18 January 2024
Ombudsman Diana Kovacheva sent a new recommendation in response to the problems of the e-notes from physicians to excuse absence from school and appealed to the Minister of Health Prof. Dr. Hristo Hinkov, the Chair of the Parliamentary Committee on Health Prof. Kostadin Angelov and the Chair of the Board of the Bulgarian Medical Association Ivan Madzharov that the notes be issued absolutely free of charge to parents and the operation be incorporated into the health service package financed by the budget of the National Health Insurance Fund (NHIF).
Moreover, Prof. Diana Kovacheva insisted that urgent solutions be found, that GPs and hospitals show understanding and stop charging fees to issue the notes or else collect minimal fees, e.g. in an amount as high as user charges.
The recommendation was provoked by further complaints and reports from parents to the Ombudsman Institution against the established controversial mode of how to determine the fees collected by GPs for issuing an electronic note to excuse the absence of pupils from school for medical reasons.
“I think that it is important to recall that when the medical notes of school absence were brought, I sent a special recommendation, to the Minister of Education included, where I pointed out that there is a risk of new administrative and financial burdens that parents would bear. Within the short period of existence of the requirement concerning the excuse of absence from school for any medical reasons, the public media, including the social networks, carried the opinion of medical doctors and of parents who expressed their discontent with this ill-conceived approach to excuse the absence of pupils from school. Parents describe the system as inefficient and non-performing as it does not solve problems to save time and economize on paper and on the contrary, annoys all “actors in the play’’ that is to supply an electronic note to excuse absence from school,” the Ombudsman wrote.
Diana Kovacheva reemphasized that this statutory requirement does not conform to the existing health system and even if the child recovers earlier, he/she must stick to the end date as given in the e-note. The Ombudsman recalled that at that time the National Network for Children, the Bulgarian Pediatrician Association, and the National Association of General Practitioners backed the citizens’ appeals and insisted on a really high-quality electronic service that would not be tested as an innovation on humans.

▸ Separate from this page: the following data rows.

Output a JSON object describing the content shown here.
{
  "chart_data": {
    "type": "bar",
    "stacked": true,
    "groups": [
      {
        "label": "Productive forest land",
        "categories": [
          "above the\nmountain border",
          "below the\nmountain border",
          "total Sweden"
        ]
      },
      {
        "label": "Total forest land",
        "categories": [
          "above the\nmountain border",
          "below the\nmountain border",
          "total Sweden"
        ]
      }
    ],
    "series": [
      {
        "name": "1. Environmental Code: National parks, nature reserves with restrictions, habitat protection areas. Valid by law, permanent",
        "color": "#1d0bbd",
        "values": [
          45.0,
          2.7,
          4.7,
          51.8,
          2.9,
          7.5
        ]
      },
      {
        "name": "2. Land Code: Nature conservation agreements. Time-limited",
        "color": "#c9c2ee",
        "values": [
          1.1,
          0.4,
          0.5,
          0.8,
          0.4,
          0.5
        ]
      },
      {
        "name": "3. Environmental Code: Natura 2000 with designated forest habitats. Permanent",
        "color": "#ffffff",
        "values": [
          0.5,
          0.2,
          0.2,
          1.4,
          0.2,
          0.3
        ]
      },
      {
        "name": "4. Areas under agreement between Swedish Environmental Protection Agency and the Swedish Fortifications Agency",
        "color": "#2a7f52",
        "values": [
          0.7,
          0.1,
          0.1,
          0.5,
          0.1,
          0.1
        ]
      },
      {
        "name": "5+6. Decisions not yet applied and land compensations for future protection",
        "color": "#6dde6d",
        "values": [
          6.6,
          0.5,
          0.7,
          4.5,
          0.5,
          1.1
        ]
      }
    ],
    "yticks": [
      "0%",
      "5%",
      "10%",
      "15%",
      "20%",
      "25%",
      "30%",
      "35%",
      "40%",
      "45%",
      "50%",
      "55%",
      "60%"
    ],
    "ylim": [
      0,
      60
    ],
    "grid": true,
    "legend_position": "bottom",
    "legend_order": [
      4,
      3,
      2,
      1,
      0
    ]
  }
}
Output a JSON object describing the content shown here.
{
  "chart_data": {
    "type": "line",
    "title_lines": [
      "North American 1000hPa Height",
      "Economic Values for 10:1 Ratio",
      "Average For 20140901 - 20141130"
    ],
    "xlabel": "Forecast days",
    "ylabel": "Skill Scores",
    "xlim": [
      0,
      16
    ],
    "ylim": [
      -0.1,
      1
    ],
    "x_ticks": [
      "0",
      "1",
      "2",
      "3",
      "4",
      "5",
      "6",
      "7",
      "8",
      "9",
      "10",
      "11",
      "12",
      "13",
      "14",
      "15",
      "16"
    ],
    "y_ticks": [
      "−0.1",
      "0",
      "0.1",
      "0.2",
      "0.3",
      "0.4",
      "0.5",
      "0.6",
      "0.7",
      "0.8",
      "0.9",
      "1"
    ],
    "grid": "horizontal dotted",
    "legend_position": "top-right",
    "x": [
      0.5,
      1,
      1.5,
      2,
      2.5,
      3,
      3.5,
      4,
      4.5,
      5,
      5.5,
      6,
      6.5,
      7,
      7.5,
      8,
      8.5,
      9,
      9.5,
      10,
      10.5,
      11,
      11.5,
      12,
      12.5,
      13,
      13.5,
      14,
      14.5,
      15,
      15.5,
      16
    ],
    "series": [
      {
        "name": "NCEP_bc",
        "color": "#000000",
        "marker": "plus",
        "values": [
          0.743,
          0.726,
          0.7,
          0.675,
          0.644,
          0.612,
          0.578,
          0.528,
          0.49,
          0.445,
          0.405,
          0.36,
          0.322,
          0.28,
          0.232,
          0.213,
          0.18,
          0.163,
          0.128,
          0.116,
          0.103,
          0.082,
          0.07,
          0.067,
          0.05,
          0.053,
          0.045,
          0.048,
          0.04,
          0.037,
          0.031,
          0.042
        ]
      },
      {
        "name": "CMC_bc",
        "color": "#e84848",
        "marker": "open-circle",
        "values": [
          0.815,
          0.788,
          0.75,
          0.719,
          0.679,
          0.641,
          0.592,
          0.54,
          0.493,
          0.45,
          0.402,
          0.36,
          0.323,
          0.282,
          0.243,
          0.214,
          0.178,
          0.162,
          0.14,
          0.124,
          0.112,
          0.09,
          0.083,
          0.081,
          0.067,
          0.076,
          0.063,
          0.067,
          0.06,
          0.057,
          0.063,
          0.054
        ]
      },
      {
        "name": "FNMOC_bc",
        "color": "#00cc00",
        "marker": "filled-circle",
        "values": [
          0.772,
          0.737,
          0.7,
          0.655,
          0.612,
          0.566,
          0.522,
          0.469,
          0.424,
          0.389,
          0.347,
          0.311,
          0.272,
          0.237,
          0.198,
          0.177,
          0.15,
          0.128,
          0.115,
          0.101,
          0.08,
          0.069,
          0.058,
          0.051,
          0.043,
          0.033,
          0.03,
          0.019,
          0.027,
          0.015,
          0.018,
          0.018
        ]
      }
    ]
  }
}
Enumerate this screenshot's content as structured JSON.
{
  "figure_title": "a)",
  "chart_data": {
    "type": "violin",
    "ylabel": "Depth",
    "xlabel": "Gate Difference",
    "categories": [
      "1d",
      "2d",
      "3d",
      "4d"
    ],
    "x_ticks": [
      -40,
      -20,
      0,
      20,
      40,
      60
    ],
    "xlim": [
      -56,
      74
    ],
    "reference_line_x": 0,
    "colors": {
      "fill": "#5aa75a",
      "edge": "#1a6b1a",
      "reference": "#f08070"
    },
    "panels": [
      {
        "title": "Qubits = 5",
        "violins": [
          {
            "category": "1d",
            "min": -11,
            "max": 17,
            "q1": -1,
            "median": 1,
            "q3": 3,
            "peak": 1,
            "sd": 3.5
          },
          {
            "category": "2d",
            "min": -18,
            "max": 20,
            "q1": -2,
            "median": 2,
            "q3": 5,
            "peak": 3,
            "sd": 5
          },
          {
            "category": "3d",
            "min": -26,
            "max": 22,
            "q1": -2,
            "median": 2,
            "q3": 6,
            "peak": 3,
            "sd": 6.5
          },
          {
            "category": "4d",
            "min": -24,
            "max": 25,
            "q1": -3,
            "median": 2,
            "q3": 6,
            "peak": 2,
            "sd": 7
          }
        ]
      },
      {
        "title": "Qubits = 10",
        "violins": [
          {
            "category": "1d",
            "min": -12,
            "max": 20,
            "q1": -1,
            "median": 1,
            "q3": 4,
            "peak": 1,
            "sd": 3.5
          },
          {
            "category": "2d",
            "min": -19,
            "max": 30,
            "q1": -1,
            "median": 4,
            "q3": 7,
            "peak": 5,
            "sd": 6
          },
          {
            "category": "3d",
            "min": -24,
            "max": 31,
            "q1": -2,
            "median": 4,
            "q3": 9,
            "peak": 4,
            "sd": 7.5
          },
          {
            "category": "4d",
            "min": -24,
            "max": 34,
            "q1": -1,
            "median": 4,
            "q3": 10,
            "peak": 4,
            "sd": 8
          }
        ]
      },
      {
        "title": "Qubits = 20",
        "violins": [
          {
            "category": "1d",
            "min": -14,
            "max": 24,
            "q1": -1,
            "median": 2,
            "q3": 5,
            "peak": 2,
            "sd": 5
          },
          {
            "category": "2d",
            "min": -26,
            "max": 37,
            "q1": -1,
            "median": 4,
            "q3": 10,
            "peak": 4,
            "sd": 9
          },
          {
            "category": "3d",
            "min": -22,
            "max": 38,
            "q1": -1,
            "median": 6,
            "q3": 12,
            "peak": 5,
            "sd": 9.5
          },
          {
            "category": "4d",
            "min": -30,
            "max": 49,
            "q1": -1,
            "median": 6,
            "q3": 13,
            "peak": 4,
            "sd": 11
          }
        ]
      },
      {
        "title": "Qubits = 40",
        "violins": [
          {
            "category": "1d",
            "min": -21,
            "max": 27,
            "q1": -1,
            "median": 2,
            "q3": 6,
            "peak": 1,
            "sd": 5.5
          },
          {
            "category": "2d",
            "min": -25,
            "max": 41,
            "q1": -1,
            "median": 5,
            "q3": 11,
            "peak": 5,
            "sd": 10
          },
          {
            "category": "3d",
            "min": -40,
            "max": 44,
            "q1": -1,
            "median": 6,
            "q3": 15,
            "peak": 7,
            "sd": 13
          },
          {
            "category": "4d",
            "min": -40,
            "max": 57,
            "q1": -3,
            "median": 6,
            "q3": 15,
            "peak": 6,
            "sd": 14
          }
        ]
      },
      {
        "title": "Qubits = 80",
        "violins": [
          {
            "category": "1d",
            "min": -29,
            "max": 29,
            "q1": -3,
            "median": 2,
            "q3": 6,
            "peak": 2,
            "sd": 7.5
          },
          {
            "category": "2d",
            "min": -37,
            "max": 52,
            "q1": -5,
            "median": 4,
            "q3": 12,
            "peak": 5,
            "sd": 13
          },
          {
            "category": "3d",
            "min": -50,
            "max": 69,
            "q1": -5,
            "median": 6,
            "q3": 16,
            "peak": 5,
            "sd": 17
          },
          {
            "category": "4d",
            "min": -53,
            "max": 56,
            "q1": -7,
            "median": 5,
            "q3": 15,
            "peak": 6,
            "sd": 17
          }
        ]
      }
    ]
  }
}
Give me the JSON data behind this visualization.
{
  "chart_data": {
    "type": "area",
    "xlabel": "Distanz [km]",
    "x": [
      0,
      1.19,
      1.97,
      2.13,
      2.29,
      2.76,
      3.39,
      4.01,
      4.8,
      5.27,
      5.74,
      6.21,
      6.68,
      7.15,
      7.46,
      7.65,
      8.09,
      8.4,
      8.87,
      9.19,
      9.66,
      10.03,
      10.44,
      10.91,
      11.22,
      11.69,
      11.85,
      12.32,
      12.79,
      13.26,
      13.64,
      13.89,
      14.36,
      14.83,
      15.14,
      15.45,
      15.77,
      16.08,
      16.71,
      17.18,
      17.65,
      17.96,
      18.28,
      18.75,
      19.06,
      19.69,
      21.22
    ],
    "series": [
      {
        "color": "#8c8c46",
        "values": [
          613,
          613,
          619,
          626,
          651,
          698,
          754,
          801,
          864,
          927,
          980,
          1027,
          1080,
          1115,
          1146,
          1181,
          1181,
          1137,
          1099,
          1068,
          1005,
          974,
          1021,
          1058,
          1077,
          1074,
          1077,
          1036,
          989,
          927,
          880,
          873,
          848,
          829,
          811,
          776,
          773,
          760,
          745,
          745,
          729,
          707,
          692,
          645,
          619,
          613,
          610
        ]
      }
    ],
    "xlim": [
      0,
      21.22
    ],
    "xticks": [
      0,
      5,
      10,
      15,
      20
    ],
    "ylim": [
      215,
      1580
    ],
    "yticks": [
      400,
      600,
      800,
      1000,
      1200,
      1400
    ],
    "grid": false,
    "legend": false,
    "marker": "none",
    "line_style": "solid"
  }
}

“It is a well-known fact that at the start of the new school year 2023/2024 three ministries announced the implementation of the new e-note to excuse pupils’ absence from school and that the publicly declared aim was to save time and money and to eliminate the circulation of hardcopy notes. Nonetheless, the automatic excuse of absence in the electronic school registers that enabled the communication of the schools and the GPs did not perform as planned,” the Ombudsman wrote further.
Prof. Diana Kovacheva emphasized that in her very first recommendation she warned that “the issuance of notes does not fall into the main package of activities that are covered by the NHIF budget” and that even at that time varying fees were reported as charged by the GPs, for example between 2 and 10 leva, but recent complaints from parents report drastically higher sums charged.
“In particular for big families and for parents in strained circumstances this becomes a serious difficulty,” Diana Kovacheva stated firmly.
She pointed out that hospitals and general practitioners are registered as companies and are free to fix their prices for the medical service but also for the administrative service and this is precisely why a few years ago a proposal was made to amend and supplement the legal arrangements and to incorporate the production of medical excuse notes into the basic package of health service defrayed by the NHIF (Section VIII of Appendix 1 “Medical Expertise Activities” where item 4 was reading: “Issuance of a medical note to a child/pupil for absence from a childcare center/school due to illness”).
“Unfortunately, this text dropped out during the discussion and after the approval of Ordinance 9 of 10 December 2019 to determine the package of health services covered by the NHIF budget that text was not to be found. Evidently, this activity was not agreed with the Bulgarian Medical Union. The fact is that due to its deletion, some medical doctors charge unreasonable high fees which are to the detriment not only of parents but especially of children,” the Ombudsman concluded and insisted on urgent action to solve the problem.